Por primera vez en mucho tiempo, el conflicto en Ucrania parece abrir una rendija hacia la paz. No se trata de un avance definitivo, pero sí de una oportunidad inédita que merece atención. El impulso no ha llegado precisamente de Kiev ni de Moscú, sino de Washington, donde Donald Trump, movido por su peculiar mezcla de egocentrismo y ambición internacional, ha decidido jugar la carta de la diplomacia. Sea por cálculo político o por ansias de protagonismo, lo cierto es que su movimiento ha colocado sobre la mesa una alternativa al estancamiento bélico.
Sin embargo, las condiciones conocidas hasta el momento muestran que el camino hacia un acuerdo será arduo. Rusia insiste en la cesión formal del Donbás, algo inasumible para el presidente Volodímir Zelenski. No solo porque políticamente resultaría difícilmente justificable aceptar la pérdida de un territorio que forma parte del imaginario nacional, sino también por razones estratégicas: Ucrania ha invertido enormes recursos en fortificar la zona que aún controla, y Rusia, pese a sus avances, carece de un dominio completo sobre ella. Una cesión formal equivaldría a reconocer la derrota sin que, a su vez, Moscú tenga en sus manos una victoria real.
De ahí el peligro de un «cierre en falso»: un acuerdo que, en la práctica, no resolvería el conflicto. Kiev —y la opinión pública ucraniana— podría seguir reclamando la devolución del territorio, mientras que Moscú podría aspirar a nuevas conquistas para dar solidez a su posición. La paz firmada en papel correría el riesgo de convertirse en una tregua inestable, tan frágil como reversible y, desde luego, sería improbablemente asumida por la ciudadanía de ambos países.
Sea como fuere, Europa, esta vez, no se limita a la condición de espectadora. La capacidad de influencia sobre Zelenski le otorga un papel que en otras fases del conflicto estuvo más diluido. Y Trump, pragmático en su estilo, ha entendido que sin la mediación europea no habrá avances sustanciales. Por el contrario, España, atrapada en su propia inestabilidad política y en horas bajas en las relaciones diplomáticas con Estados Unidos, ha quedado al margen de estas conversaciones. Una ausencia que debilita nuestra posición internacional en un asunto de enorme trascendencia geoestratégica.

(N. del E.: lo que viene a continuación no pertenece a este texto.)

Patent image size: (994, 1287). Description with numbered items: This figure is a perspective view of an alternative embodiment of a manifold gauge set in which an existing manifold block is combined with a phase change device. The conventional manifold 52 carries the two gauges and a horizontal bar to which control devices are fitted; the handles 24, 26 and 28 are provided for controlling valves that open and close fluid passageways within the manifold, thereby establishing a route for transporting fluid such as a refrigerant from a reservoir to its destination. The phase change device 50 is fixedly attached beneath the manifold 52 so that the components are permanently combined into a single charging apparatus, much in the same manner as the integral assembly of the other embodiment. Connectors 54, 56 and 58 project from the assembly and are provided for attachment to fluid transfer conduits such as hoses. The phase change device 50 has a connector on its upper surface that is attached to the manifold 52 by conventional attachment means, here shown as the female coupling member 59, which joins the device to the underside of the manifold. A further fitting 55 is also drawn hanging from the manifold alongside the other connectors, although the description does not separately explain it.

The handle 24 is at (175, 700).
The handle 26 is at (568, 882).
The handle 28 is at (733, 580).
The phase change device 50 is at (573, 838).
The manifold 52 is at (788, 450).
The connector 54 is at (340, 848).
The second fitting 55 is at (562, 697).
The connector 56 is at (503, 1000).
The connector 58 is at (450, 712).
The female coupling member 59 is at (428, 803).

Volviendo a la posibilidad de llegar a un acuerdo efectivo, ello traería consigo la necesidad de revisar las sanciones contra Rusia y de abrir espacios de diálogo reales, retomando la vía de la diplomacia y de la cultura de paz que tantas veces hemos reclamado desde estas líneas, pero requeriría también gestos de Moscú. Entre otros, dejar de alimentar el nacionalismo como motor de su política exterior y reducir el miedo hacia Occidente que utiliza para justificar su expansión.
Pese a que este giro en la dinámica geopolítica invite al optimismo, conviene subrayar que la situación sigue marcada por una volatilidad extrema y el cese de la guerra, aunque imaginable, no está asegurado. Por ahora, solo se trata de una promesa en el horizonte, tan esperanzadora como incierta, que nos lleva a desear que esta vía de paz de difícil concreción sea un ejemplo con capacidad de irradiarse hacia otros escenarios de conflicto, como Oriente Medio.